You know a script is terrible when a great actor such as Gary Oldman doesn’t even attempt to save it. In yet another attempt to cash in on the teen vampire/werewolf/forbidden love fad, Red Riding Hood features two young men vying for a damsel’s love while the village is terrorized by a wolf, who is actually a werewolf and also one of the villagers. The local priest summons Father Solomon to deal with the problem since he is known as a werewolf hunter. He informs the village that this is the time of the blood moon – the time when a werewolf’s bite changes a person into a werewolf rather than killing that person. As the villagers are busy suspecting each other, the teen love triangle blooms into a series of awkward/inane scenes punctuated by murders of villagers by the wolf. These things don’t really have anything to do with each other, but unfortunately, that’s the movie. Like everyone else involved in the production of the film, the writers were vying to be the worst cog in the wheel by trying to trick us into thinking the werewolf was the grandmother when in fact it was…someone else. Apparently, they assumed that the audience had forgotten that part of the fairy tale where the wolf EATS THE GRANDMOTHER.
What big teeth you have.
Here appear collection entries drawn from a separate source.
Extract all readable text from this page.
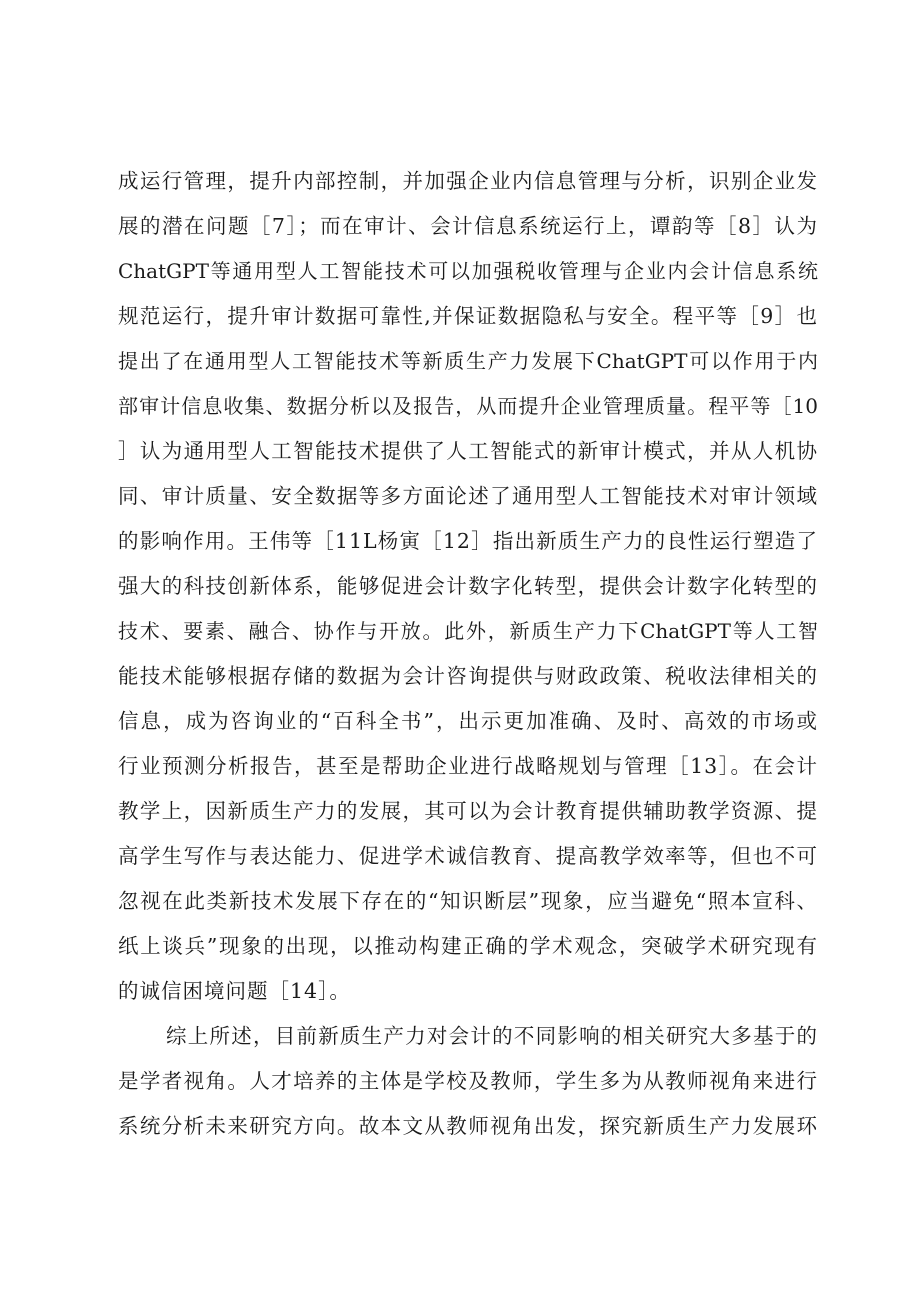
成运行管理，提升内部控制，并加强企业内信息管理与分析，识别企业发
展的潜在问题［7］；而在审计、会计信息系统运行上，谭韵等［8］认为
ChatGPT等通用型人工智能技术可以加强税收管理与企业内会计信息系统
规范运行，提升审计数据可靠性,并保证数据隐私与安全。程平等［9］也
提出了在通用型人工智能技术等新质生产力发展下ChatGPT可以作用于内
部审计信息收集、数据分析以及报告，从而提升企业管理质量。程平等［10
］认为通用型人工智能技术提供了人工智能式的新审计模式，并从人机协
同、审计质量、安全数据等多方面论述了通用型人工智能技术对审计领域
的影响作用。王伟等［11L杨寅［12］指出新质生产力的良性运行塑造了
强大的科技创新体系，能够促进会计数字化转型，提供会计数字化转型的
技术、要素、融合、协作与开放。此外，新质生产力下ChatGPT等人工智
能技术能够根据存储的数据为会计咨询提供与财政政策、税收法律相关的
信息，成为咨询业的“百科全书”，出示更加准确、及时、高效的市场或
行业预测分析报告，甚至是帮助企业进行战略规划与管理［13］。在会计
教学上，因新质生产力的发展，其可以为会计教育提供辅助教学资源、提
高学生写作与表达能力、促进学术诚信教育、提高教学效率等，但也不可
忽视在此类新技术发展下存在的“知识断层”现象，应当避免“照本宣科、
纸上谈兵”现象的出现，以推动构建正确的学术观念，突破学术研究现有
的诚信困境问题［14］。
综上所述，目前新质生产力对会计的不同影响的相关研究大多基于的
是学者视角。人才培养的主体是学校及教师，学生多为从教师视角来进行
系统分析未来研究方向。故本文从教师视角出发，探究新质生产力发展环
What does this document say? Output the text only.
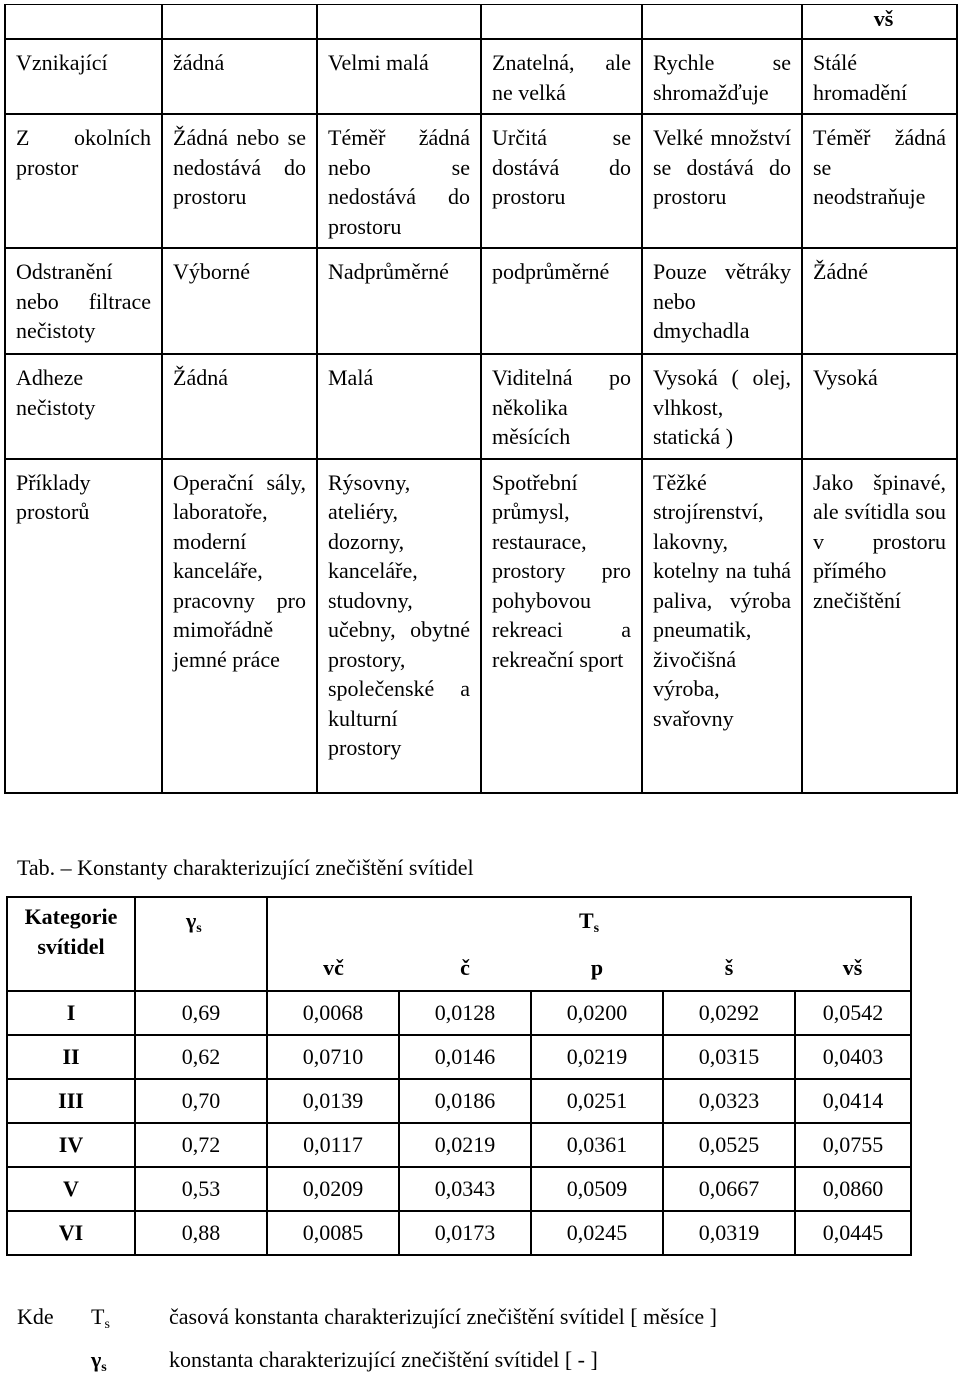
					vš
Vznikající	žádná	Velmi malá	Znatelná, ale ne velká	Rychle se shromažďuje	Stálé hromadění
Z okolních prostor	Žádná nebo se nedostává do prostoru	Téměř žádná nebo se nedostává do prostoru	Určitá se dostává do prostoru	Velké množství se dostává do prostoru	Téměř žádná se neodstraňuje
Odstranění nebo filtrace nečistoty	Výborné	Nadprůměrné	podprůměrné	Pouze větráky nebo dmychadla	Žádné
Adheze nečistoty	Žádná	Malá	Viditelná po několika měsících	Vysoká ( olej, vlhkost, statická )	Vysoká
Příklady prostorů	Operační sály, laboratoře, moderní kanceláře, pracovny pro mimořádně jemné práce	Rýsovny, ateliéry, dozorny, kanceláře, studovny, učebny, obytné prostory, společenské a kulturní prostory	Spotřební průmysl, restaurace, prostory pro pohybovou rekreaci a rekreační sport	Těžké strojírenství, lakovny, kotelny na tuhá paliva, výroba pneumatik, živočišná výroba, svařovny	Jako špinavé, ale svítidla sou v prostoru přímého znečištění
Tab. – Konstanty charakterizující znečištění svítidel
Kategorie svítidel	$\gamma_s$	$T_s$
		vč	č	p	š	vš
I	0,69	0,0068	0,0128	0,0200	0,0292	0,0542
II	0,62	0,0710	0,0146	0,0219	0,0315	0,0403
III	0,70	0,0139	0,0186	0,0251	0,0323	0,0414
IV	0,72	0,0117	0,0219	0,0361	0,0525	0,0755
V	0,53	0,0209	0,0343	0,0509	0,0667	0,0860
VI	0,88	0,0085	0,0173	0,0245	0,0319	0,0445
Kde $T_s$	časová konstanta charakterizující znečištění svítidel [ měsíce ]
$\gamma_s$	konstanta charakterizující znečištění svítidel [ - ]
The better to grind in fury as nearly two hours of my life are taken by a movie that wasn’t even decent enough to distract me with bloody violence or nudity.
The movie moves along so slowly that you find yourself questioning every aspect of the film as you see it. Why did Gary Oldman bring a full-sized metal elephant with him? He’s torturing the village idiot inside the metal elephant? There’s a village idiot? If the wolf can jump over houses (it can), why are they built on stilts? The wolf is also telepathic? The wolf is nearly as big as the elephant? The townspeople haven’t noticed in twenty years that someone goes missing every month? On and on and on.
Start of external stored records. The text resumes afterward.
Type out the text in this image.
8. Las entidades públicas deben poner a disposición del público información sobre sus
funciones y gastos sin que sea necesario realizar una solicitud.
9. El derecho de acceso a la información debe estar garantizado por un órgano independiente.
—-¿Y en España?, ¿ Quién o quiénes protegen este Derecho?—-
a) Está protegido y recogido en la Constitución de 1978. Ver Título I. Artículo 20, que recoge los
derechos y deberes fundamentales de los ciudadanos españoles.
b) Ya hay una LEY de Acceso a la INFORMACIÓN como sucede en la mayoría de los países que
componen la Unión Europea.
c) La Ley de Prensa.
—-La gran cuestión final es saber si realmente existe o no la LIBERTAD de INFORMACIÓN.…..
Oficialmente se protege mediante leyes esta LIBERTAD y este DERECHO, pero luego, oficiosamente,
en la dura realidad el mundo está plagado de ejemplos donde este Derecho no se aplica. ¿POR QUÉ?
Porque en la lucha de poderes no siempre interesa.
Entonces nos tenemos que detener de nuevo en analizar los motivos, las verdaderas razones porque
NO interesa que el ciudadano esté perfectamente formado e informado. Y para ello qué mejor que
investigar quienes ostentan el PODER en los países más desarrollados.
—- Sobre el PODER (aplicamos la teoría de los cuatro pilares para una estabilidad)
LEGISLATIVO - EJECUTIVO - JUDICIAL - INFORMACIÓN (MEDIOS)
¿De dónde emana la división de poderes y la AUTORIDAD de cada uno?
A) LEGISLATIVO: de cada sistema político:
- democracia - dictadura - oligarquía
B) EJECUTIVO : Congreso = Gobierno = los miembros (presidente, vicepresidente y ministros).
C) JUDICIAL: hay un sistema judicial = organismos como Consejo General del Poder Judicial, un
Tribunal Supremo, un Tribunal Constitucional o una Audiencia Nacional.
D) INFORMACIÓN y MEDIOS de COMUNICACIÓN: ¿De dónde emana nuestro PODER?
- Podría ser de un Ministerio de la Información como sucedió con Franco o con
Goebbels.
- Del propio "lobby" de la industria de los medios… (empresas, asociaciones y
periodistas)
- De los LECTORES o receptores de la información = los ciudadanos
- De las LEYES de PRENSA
By the end, we were just hoping for some good old-fashioned blood and guts, or maybe a bare breast or two, but this movie was rated PG-13. The closest we get to nudity is Seyfried’s bodice about to be torn off by one of the boys while rolling around in the barn when a noise distracts. We turn to the see the wolf tearing people’s limbs off – and hoping to be gratified by some gore – but the victims seem to have no blood flowing through them. Even slashes to the face don’t bleed – they just turn red. The only positive thing I can say about this movie is that, while advertised as being two hours long (I checked two different sources for this information), it really comes in at an hour and forty minutes. That’s how you can tell when a director isn’t trying.
Rating: Ask for all of your money back. You might as well recycle it for the fourth Twilight movie later this year (though I’m guessing I’ll be telling you to ask for that back as well).